Even amidst a sluggish market atmosphere, the memecoin market showed lively movements. Dogecoin broke through $0.1 due to Elon Musk's positive influence and a short squeeze, and Shiba Inu showed a golden cross, signaling a rebound, attracting renewed interest from individual investors. Pepe is also attempting to break major resistance levels, anticipating a surge in inflows.
This is a good sign showing market vitality, because the activation of the memecoin market can increase the liquidity of the overall virtual asset market and attract new investors. However, it is crucial to always be aware of the high volatility of memecoins and approach them cautiously.
Despite security vulnerabilities like the Kelp DAO hack, the DeFi market is being revitalized through its connection with Real World Asset (RWA) tokenization, according to diagnostics. JPMorgan's Onyx, Securitize and Computershare's partnership, and Redstone's DeFi payment layer launch all indicate that RWA will be a new growth engine for DeFi. Shinhan Card signing an MOU with the Solana Foundation to expand stablecoin and Web3 payments is a strong signal that the convergence of traditional finance and blockchain technology is accelerating.
In particular, Dunamu's announcement of financial infrastructure cooperation based on 'Giwachain' with Hana Financial Group and POSCO International will be a significant turning point for blockchain technology to deeply penetrate real life and industries in Korea. This is not just technological advancement, but also a very good example demonstrating that blockchain can create new value in various aspects of our lives.

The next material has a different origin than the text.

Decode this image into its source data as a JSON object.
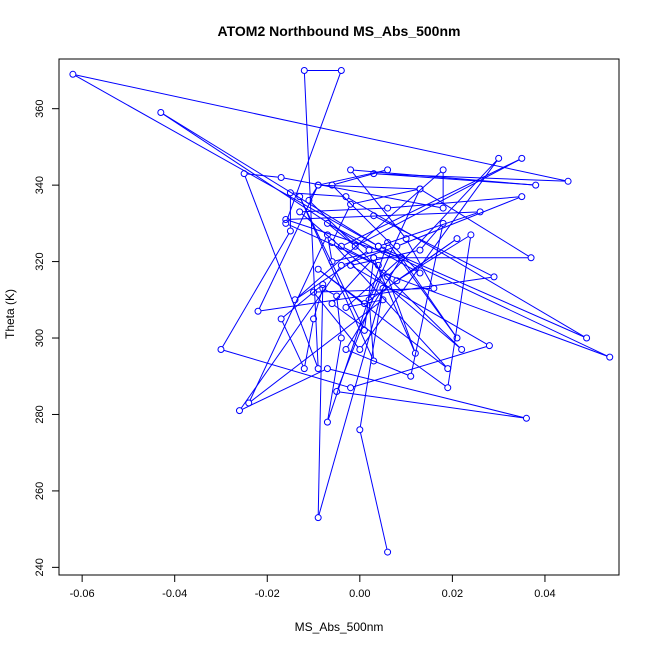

Discussions on virtual asset regulation are active worldwide. The US Senate's push to deliberate the Clarity Act, increased crackdown on cryptocurrency ATMs in Canada and Tennessee, and the Japanese financial authorities' regulation of real estate coin transactions are interpreted as moves to ensure market transparency and stability. While the news that the SEC declared innovation instead of virtual asset regulation is positive, issues like the speculative nature of prediction markets or politically controversial elements like Trump memecoins remain challenges for the industry to solve.
Furthermore, the news that the National Tax Service is preparing for tax reporting on virtual asset income starting in 2028 means that virtual asset investment is now firmly entering the institutional framework. This is a process absolutely necessary for investor protection and healthy market growth, because clear regulations and tax standards will resolve uncertainty and create an environment where more institutions and general investors can participate in the market with confidence.
Today's market was a continuous state of chaos due to the Fed's hawkish freeze, Middle East risks, and the complex internal indicators of major coins. However, amidst this, news of XRP's institutional fund inflow, the growth of DeFi and RWA, and collaborations with traditional financial institutions clearly showed hopeful signs of new opportunities.
Rather than being swayed by short-term volatility, this is a time when wisdom is needed to read the big market trends based on facts and data. We are currently at an exciting turning point where blockchain technology is changing the world. I will continue to analyze this complex yet fascinating market with you in an easy and enjoyable way. See you in the next column!